Who is most at risk of getting skin cancer?

Due to their relative lack of skin pigmentation Caucasian populations generally have a much higher risk of getting non-melanoma or melanoma skin cancers than dark-skinned populations. However, excessive exposure to sunlight can damage all skin types.

Some individual risk factors for skin cancer

  • fair skin
  • blue, green or hazel eyes
  • light-colored hair
  • tendency to burn rather than suntan
  • history of severe sunburns
  • many moles
  • family history of skin cancer

What Are the Symptoms of Skin Cancer?

A change in your skin is the most common sign of skin cancer. This could be a new growth, a sore that doesn’t heal, or a change in a mole. Not all skin cancers look the same.

How do I lower your skin cancer risk?

  • Stay in the shade, especially during mid-day hours of 10:00am and 4:00pm.
  • Wear clothing that covers your arms and legs. Darker colors and tightly woven fabrics are best and there are several clothing lines that offer SPF in the fabric for better protection.
  • Wear sunglasses that block both UVA and UVB rays.
  • Use sunscreen with SPF 30 or higher and both UVA and UVB (broad spectrum) protection.
  • Avoid indoor tanning completely

Sun protective clothing online sites

What is skin cancer screening?

Screening is looking for cancer before a person has any symptoms. This can help find cancer at an early stage. When abnormal tissue or cancer is found early, it can often be easier to treat. By the time symptoms appear, cancer may have begun to spread to other parts of the body.

A provider at Waldman Plastic Surgery and Dermatology will carefully examine your skin in a private setting.

If an area on the skin looks abnormal, a biopsy is usually done. The provider will numb the area and remove as little of the suspicious tissue as possible for accurate diagnosis. The biopsy will then be sent to a lab to be interpreted by a Pathologist who looks at the tissue under a microscope to check for cancer cells.

When to start skin cancer screenings?

There are no exact, clear cut guidelines on when to start skin cancer screening. However, we recommend that skin cancer screenings start in your 20’s if you have a family history of melanoma. Almost anyone 20 years or older can benefit as skin cancer screenings as early diagnosis can be lifesaving.

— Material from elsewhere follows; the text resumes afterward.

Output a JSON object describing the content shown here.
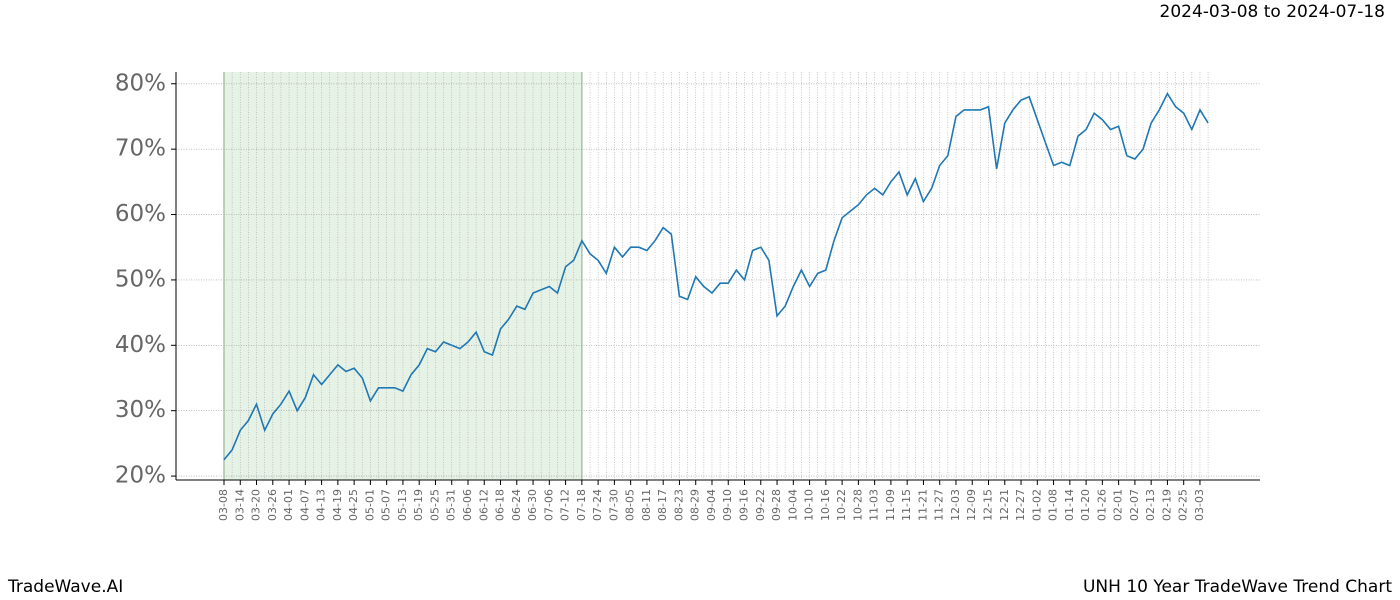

Though rare, skin cancer has been found in children. Skin cancer screenings are not standardly performed in children; however, it is appropriate to see a dermatologist if your child has any suspicious lesions for evaluation.

Do I have to see a dermatologist or can my primary doctor do my skin cancer screening?

A Dermatologist is a qualified medical specialist who, through years of specialty training, has obtained qualifications to specialize in the diagnosis, prevention and treatment of skin, nail and hair diseases affecting persons of all ages.

A general practitioner’s practice is not oriented to a specific medical specialty but instead covers a variety of medical problems in patients of all ages.